- Dr. Margot Arce de Vázquez
- Born: March 10, 1904 Caguas, Puerto Rico
- Died: November 14, 1990 (aged 86) Hato Rey, Puerto Rico
- Occupations: writer, essayist and educator
- Writing career
- Notable work: Founded the Puerto Rican Academy of the Spanish Language

= Margot Arce de Vázquez =

Puerto Rican activist and writer

Dr. Margot Arce de Vázquez (March 10, 1904 – November 14, 1990) was a writer, essayist and educator who founded the Puerto Rican Academy of the Spanish Language.

==Early years==
Arce de Vázquez was born and raised in Caguas, Puerto Rico, where she received her primary and secondary education. In 1922, she graduated from that city's Central High School and following her graduation enrolled in the University of Puerto Rico in Río Piedras, San Juan.

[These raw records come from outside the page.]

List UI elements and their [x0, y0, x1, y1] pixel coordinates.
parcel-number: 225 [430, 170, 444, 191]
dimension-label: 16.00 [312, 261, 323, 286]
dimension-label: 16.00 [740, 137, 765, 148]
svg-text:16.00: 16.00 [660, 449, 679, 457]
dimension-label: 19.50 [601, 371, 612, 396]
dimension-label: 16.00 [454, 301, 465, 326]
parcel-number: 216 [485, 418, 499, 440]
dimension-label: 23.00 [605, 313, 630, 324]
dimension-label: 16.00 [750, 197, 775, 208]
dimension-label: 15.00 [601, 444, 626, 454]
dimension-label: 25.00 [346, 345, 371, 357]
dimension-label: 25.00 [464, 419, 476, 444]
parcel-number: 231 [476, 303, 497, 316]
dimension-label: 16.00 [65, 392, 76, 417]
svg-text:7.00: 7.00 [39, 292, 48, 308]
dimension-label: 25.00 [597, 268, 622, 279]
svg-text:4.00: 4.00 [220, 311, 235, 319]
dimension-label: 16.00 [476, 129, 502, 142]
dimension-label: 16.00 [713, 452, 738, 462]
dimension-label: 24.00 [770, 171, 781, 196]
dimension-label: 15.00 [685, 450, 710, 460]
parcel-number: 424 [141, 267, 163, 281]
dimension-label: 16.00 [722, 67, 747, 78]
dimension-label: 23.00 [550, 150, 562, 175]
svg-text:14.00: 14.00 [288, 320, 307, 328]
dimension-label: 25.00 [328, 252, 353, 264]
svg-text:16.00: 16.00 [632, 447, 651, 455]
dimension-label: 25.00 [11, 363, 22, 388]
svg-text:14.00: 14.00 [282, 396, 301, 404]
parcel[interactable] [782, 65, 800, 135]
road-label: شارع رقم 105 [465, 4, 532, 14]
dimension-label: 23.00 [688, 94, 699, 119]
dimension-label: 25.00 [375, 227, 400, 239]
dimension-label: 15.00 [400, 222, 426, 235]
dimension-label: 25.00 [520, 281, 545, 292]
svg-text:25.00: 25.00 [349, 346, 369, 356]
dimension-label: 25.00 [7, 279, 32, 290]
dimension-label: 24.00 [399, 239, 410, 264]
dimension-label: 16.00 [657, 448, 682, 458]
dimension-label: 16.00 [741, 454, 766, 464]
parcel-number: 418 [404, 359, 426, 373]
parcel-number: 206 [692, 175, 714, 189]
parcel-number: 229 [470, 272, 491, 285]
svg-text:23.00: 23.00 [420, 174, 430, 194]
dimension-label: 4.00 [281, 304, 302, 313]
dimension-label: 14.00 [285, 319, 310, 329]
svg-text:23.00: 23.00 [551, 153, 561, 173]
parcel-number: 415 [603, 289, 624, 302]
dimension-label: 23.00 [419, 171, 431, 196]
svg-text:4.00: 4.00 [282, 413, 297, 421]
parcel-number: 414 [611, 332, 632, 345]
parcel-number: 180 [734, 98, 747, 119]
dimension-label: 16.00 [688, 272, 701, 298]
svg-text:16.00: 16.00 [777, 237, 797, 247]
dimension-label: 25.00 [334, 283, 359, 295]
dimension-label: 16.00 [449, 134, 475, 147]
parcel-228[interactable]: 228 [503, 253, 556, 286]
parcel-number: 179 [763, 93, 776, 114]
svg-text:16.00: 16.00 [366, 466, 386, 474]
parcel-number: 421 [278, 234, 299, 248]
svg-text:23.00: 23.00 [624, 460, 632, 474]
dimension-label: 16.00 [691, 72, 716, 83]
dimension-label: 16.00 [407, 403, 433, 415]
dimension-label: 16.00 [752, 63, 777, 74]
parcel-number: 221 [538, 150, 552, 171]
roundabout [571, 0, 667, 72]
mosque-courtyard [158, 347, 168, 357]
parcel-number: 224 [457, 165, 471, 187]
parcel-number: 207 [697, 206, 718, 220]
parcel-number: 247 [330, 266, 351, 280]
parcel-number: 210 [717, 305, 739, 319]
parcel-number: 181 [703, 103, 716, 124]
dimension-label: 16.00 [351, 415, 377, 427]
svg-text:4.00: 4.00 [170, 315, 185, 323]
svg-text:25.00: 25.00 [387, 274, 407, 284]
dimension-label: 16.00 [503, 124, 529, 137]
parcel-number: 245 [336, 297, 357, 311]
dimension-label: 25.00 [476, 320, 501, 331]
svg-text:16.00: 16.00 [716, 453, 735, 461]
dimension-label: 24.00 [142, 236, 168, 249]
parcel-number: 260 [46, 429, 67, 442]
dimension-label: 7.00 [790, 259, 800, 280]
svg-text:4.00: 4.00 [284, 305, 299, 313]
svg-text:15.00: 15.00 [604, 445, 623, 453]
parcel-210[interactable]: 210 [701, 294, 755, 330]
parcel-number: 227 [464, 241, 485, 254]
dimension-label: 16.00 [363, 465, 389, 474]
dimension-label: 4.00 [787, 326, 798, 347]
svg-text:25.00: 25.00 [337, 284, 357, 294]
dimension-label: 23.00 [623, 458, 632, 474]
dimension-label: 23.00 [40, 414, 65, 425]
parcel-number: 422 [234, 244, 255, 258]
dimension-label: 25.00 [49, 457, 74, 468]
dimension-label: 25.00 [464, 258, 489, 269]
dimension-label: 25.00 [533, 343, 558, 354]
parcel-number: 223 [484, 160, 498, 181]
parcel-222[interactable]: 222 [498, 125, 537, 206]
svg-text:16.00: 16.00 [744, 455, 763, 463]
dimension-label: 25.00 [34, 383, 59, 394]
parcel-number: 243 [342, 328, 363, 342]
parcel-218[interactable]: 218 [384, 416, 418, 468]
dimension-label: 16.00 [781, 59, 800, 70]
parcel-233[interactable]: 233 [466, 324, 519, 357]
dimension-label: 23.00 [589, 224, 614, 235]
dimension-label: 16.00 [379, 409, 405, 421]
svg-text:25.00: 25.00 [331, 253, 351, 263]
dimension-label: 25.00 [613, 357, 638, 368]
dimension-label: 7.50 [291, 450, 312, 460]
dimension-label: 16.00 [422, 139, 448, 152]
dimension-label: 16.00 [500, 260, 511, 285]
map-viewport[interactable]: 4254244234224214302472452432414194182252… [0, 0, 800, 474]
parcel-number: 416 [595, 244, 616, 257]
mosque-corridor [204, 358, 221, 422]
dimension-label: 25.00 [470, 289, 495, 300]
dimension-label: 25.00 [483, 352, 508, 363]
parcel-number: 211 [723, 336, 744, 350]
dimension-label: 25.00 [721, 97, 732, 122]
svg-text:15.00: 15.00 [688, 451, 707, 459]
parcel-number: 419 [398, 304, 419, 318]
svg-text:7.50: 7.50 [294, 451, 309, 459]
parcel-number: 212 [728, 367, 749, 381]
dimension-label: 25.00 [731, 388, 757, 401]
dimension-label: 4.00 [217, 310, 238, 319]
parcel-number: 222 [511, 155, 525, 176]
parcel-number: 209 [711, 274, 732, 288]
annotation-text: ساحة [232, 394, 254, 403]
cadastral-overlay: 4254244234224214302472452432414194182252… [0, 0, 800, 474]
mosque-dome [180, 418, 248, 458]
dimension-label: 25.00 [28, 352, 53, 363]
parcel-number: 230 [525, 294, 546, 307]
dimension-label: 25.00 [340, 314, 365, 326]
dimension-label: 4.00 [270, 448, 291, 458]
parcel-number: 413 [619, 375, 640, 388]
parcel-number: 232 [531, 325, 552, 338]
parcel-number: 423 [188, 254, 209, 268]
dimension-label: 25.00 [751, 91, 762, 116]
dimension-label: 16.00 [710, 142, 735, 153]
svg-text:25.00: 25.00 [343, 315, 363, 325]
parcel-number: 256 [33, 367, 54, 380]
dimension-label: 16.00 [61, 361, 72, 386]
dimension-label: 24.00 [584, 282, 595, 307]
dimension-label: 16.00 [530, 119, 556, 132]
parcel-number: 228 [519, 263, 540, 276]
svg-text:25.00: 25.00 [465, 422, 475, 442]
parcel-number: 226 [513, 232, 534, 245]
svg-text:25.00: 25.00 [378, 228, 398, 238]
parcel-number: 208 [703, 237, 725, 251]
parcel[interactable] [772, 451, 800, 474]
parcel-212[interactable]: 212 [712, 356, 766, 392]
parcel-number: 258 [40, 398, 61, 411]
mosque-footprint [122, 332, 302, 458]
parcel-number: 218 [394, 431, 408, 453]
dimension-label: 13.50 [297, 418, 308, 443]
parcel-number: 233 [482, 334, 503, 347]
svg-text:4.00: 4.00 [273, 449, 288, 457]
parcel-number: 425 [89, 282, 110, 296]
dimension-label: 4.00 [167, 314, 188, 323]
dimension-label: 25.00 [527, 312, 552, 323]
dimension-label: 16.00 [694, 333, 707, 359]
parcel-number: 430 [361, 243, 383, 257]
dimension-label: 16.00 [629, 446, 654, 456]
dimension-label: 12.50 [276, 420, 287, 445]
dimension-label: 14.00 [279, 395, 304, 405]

As a university student she sympathized with the Puerto Rican Nationalist Party and became involved in the independence movement of the island. She was also the editor of the university's newspaper where she often expressed her views. After she majored and earned her bachelor's degree in mathematics and Spanish she went to Spain and enrolled in the Central University of Madrid. Among her educators were the essayist Américo Castro and the poet Dámaso Alonso. Their teachings influenced Arce de Vázquez for the rest of her life. In 1930, she earned her doctorate in philosophy and letters. Her thesis was about Garcilaso de la Vega, a work which she would publish later in her life.

==Educator==
When Arce de Vázquez returned to Puerto Rico, she was hired by her alma mater. She founded the Department of Hispanic Studies and was its director from 1943 to 1965. Among the distinguished Puerto Ricans she influenced were Luis de Arrigoitia, Mariano Feliciano, José Ferrer Canales and Rosario Ferré. In 1953, she helped organize and presided over the committee in charge of transferring the body of Puerto Rican poet Julia de Burgos from New York City to the island. In 1955, Arce de Vázquez founded the Puerto Rican Academy of the Spanish Language. During her spare time she wrote essays expressing her pro-independence views, which were published in many of the island's magazines and newspapers.

==Author==
Arce de Vázquez edited the works of Puerto Rican poet Luis Palés Matos. Two of her most important works were: Notas Puertorriqueñas (1950) (Puerto Rican Notes) and Gabriela Mistral, persona y poesía (1958) (Gabriela Mistral: The Poet and her Work). These works were highly acclaimed and received awards from the Puerto Rican Institute of Literature.

==Written works==
- Literatura puertorriqueña
- Obras Completas De Margot Arce De Vázquez
- Gabriela Mistral: The Poet and Her Work
- Lecturas Puertorriqueñas: Prosa (Puerto Rico: Realidad y Anhelo, Número 2), by Mariana Robles de Cardona, Margot Arce de Vázquez (Editor)

==Final years==
The Puerto Rican Academy of the Spanish Language bestowed upon Arce de Vázquez the title of "Profesora Emeritus" upon her retirement in 1970. Dr. Margot Arce de Vázquez died on November 14, 1990, in Hato Rey, Puerto Rico from Alzheimer's disease. She was buried at the Puerto Rico Memorial Cemetery in Carolina, Puerto Rico.

==In memory==
In 1996, the Río Piedras Rotary Club dedicated the 50th anniversary issue of their magazine Asomante to the memory of Arce de Vázquez and to Nilita Vientos Gastón. Also in 1996, the Central University of Bayamón honored her memory by renaming their library after her.